Échangées moyennant finances, elles circulaient de main en main. Impossible d'arrêter petits ou grands délinquants : il leur suffisait de changer de visage pour devenir méconnaissables. Inutile de faire appel à témoin : il n'avait probablement vu qu'un masque ! Un criminel pris sur le fait pouvait courir se cacher derrière un coin de mur et ressortir avec un faciès différent. La vie devenait impossible pour tout agent de sécurité, contrôleur ou gens de justice.
Des grèves monstres décidèrent le gouvernement à agir, à décréter hors la loi le port de têtes synthétiques et à fermer toutes les fabriques.
Mais entre-temps un trafic clandestin international s'était mis en place. Il alimente encore aujourd'hui le terrorisme mondial.
Cependant, alors même que les autorités rencontraient des problèmes de plus en plus aigus avec les têtes de rechange, la population mondiale avait fini par se lasser de ce nouveau jouet : avoir une gueule de star l'exposait à rencontrer son sosie à chaque coin de rue.

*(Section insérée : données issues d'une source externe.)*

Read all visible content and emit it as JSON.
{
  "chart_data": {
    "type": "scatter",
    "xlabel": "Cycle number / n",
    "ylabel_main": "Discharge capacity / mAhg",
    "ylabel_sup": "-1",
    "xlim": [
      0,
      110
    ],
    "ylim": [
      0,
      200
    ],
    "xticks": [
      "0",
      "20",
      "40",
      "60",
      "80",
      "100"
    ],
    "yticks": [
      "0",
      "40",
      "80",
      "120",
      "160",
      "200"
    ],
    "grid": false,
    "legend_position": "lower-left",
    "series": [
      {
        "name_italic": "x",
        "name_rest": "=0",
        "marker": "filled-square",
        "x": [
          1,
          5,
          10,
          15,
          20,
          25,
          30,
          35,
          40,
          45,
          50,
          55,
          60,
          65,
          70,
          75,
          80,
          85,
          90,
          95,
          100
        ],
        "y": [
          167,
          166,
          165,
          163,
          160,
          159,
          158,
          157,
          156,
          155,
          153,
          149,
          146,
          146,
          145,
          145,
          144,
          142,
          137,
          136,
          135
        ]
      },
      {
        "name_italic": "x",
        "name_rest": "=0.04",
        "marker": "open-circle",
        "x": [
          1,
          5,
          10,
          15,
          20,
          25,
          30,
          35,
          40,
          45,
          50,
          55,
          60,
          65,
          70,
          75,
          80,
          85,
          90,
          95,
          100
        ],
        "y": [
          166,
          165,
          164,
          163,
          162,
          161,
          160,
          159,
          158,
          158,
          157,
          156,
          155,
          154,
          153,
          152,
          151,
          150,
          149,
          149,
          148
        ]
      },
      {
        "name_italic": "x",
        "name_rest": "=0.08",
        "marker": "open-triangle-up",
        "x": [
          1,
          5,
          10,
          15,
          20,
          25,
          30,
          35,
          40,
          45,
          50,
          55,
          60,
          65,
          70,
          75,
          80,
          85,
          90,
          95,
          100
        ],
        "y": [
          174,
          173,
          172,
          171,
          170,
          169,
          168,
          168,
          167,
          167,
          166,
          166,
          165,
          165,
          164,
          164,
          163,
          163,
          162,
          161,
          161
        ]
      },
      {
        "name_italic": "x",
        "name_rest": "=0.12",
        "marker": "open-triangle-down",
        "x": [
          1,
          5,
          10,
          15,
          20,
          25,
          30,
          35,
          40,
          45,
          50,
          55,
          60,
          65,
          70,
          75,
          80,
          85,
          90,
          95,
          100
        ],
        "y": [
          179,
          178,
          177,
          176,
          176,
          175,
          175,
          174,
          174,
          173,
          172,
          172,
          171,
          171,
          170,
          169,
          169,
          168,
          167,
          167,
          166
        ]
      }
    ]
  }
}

Mais vouloir un physique parfait le confrontait à un anonymat angoissant : La mode du moment avait crée un idéal figé, stéréotypé, « normalisé », sans aucun caractère personnel, un idéal « Barbie » qui condamnait à une
uniformité consensuelle. Toutes les femmes étaient devenues belles selon des canons occidentaux américanisés, tous les hommes des sur-mâles selon les mêmes canons de la masculinité.
Cette petite révolution, ce changement de visage qui devait permettre à chacun de se réaliser, de se distinguer des autres, de s'affirmer en tant qu'individu unique, avait tourné au cauchemar. Le monde entier n'était plus habité que par un troupeau humain anonyme dans la conformité.
Le premier qui sortit dans la rue avec un gros nez, des petits yeux enfoncés, les oreilles trop grandes et légèrement décollées de son crâne chauve, avait un grand sourire aux lèvres.
Et il fut suivi de beaucoup d'autres.